Grand classique de l'exploitation VHS et des fonds de catalogues honteux des videoclubs de quartier, l'ex L'Enfer des morts-vivants, plus connu sous la promesse de Virus Cannibale est aujourd'hui établi comme un véritable film culte, un summum du nanar réjouissant, symbole d'un cinéma bis italien qui ne connaissait plus de limites.
Si aujourd'hui Bruno Mattei a une petite armée de fans, de cinéphiles défenseurs ce n'est pas forcément que pour de très bonnes raisons. Artisan parmi d'autre apparu à l'âge d'or du cinéma populaire italien et ayant traversé toutes ses vivacités jusqu'à livrer quelques films morts-vivants (double sens) jusque dans les années 2000, Mattei n'a semble-t-il jamais eu la prétention comme nombre de ses collègues de laisser son emprunte dans le cinéma de genre.

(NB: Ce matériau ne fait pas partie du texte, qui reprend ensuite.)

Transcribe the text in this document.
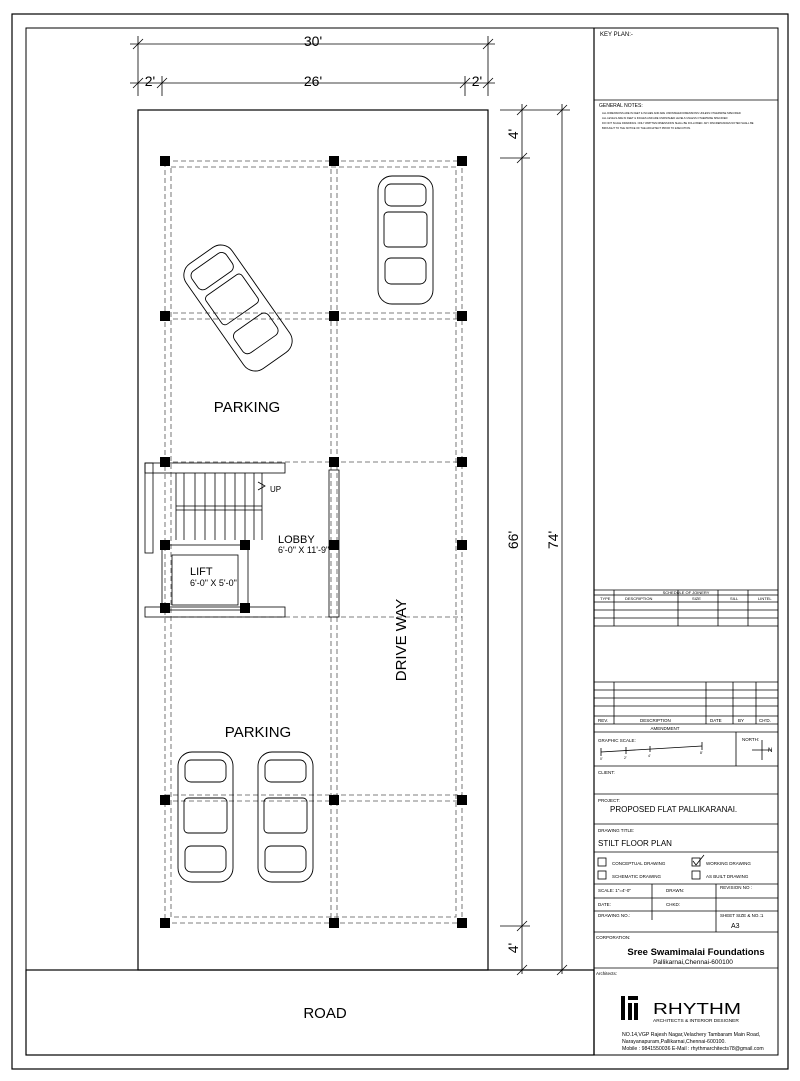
30'
2'	26'	2'
4'
66' 74'
4'
PARKING
PARKING
LOBBY
6'-0" X 11'-9"
LIFT
6'-0" X 5'-0"
UP
DRIVE WAY
ROAD
KEY PLAN:-
GENERAL NOTES:
ALL DIMENSIONS ARE IN FEET & INCHES AND ARE UNFINISHED DIMENSIONS UNLESS OTHERWISE SPECIFIED
ALL LEVELS ARE IN FEET & INCHES AND ARE UNFINISHED LEVELS UNLESS OTHERWISE SPECIFIED
DO NOT SCALE DRAWINGS. ONLY WRITTEN DIMENSIONS SHALL BE FOLLOWED. ANY DISCREPANCIES NOTED SHALL BE
BROUGHT TO THE NOTICE OF THE ARCHITECT PRIOR TO EXECUTION.
SCHEDULE OF JOINERY
TYPE	DESCRIPTION	SIZE	SILL	LINTEL
REV.	DESCRIPTION	DATE	BY	CH'D.
AMENDMENT
GRAPHIC SCALE:
0'	2'	4'
8'
NORTH:
N
CLIENT:
PROJECT:
PROPOSED FLAT PALLIKARANAI.
DRAWING TITLE:
STILT FLOOR PLAN
CONCEPTUAL DRAWING
SCHEMATIC DRAWING
WORKING DRAWING
AS BUILT DRAWING
SCALE: 1"=4'-0"	DRAWN:
REVISION NO :
DATE:	CHKD:
DRAWING NO.:	SHEET SIZE & NO.:1
A3
CORPORATION:
Sree Swamimalai Foundations
Pallikarnai,Chennai-600100
Architects:
RHYTHM
ARCHITECTS & INTERIOR DESIGNER
NO.14,VGP Rajesh Nagar,Velachery Tambaram Main Road,
Narayanapuram,Pallikarnai,Chennai-600100.
Mobile : 9841550036 E-Mail : rhythmarchitects78@gmail.com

Artisan par excellence, technicien chevronné s'effaçant volontiers derrière une armée de pseudonyme, Mattei s'est pourtant extrait de l'oubli par sa capacité à livrer des films totalement autres, hors-normes et absolument foireux. Sans doute parce qu'il pousse la logique Ran Xerox de ses collègues aux limites de l'entendement, sans honte ni retenue. Et Virus Cannibale en impose certainement avec sa multitude d'emprunts au Zombie de George A. Romero et à L'Enfer des zombies de Lucio Fulci (pour qui il achèvera anonymement le terrible Zombi 3), piochant l'intégralité de sa bande-sonores dans les derniers succès du groupe Goblin (Contamination, Blue Holocauste...) dont bien entendu le mémorable thème apocalyptique de Zombie, usé ici juqu'à la lie. Hommage ou pompage éhonté ? On ne saurait dire. Mais quand en plus dans ce marasme le bougre transforme sa traversée survivaliste en excroissance malade des bon vieux mondo et des films de cannibale façon Ruggero Deodato, il y a de quoi resté admiratif...
Enfin médusé surtout, lorsque pour transformer les campagnes italiennes et espagnoles en paysages de la Nouvelle Guinée promise, le cinéaste caviarde son montage de stock-shot animaliers (toucan, gerboise, singes... le tout au ralentis pour le bucolisme) et de séquences anthropologiques joyeusement piquées à La Vallée de Barbet Schroeder et L'Ile cannibale d'Akira Ide. Mattei ose tout et bricole un film aux airs de collage absurde, surréaliste et quasiment poétique. C'est la force d'un film comme Virus Cannibale, de constamment embarquer le malheureux spectateur vers des rives inattendues, improbables, provoquant cette hilarité dont on ne saura jamais si elle est complice ou involontaire. Comment résister quand lorsque pour traverser le territoire papoue notre héroine journaliste se fout à poil et se peinturlure le corps avant de trotter joyeusement sur le chemin ? Comment résister quand un mercenaire, en pleine exploration d'une demeure encerclée de zombie, se vêt d'un chapeau claque, d'une canne et d'un tutu vert et se met à chantonner Singing in the Rain ? Magique tout simplement.
D'autant plus étrange qu'à coté de cette naïveté de fête foraine, l'hystérie contagieuse des acteurs, les maquillages à moitié finis des morts-vivants, le métrage se voudrait presque d'un sérieux résistant, multipliant les prouesses méchamment gores (visage arraché de l'intérieur, tripailles à l'air, chairs dévorées plein cadre, cadavres purulant..) et les grandes vérités écologiques énoncées le regard à l'horizon, le ton pénétrant. Ouais ça dénonce à mort dans Virus Cannibale ! Et le doublage français de renchérir : « Bande de salauds ! On n'a pas le droit de tuer les autres... Et c'est pour ça que j'vous tuerai ! ». Décollage dans la stratosphère assuré.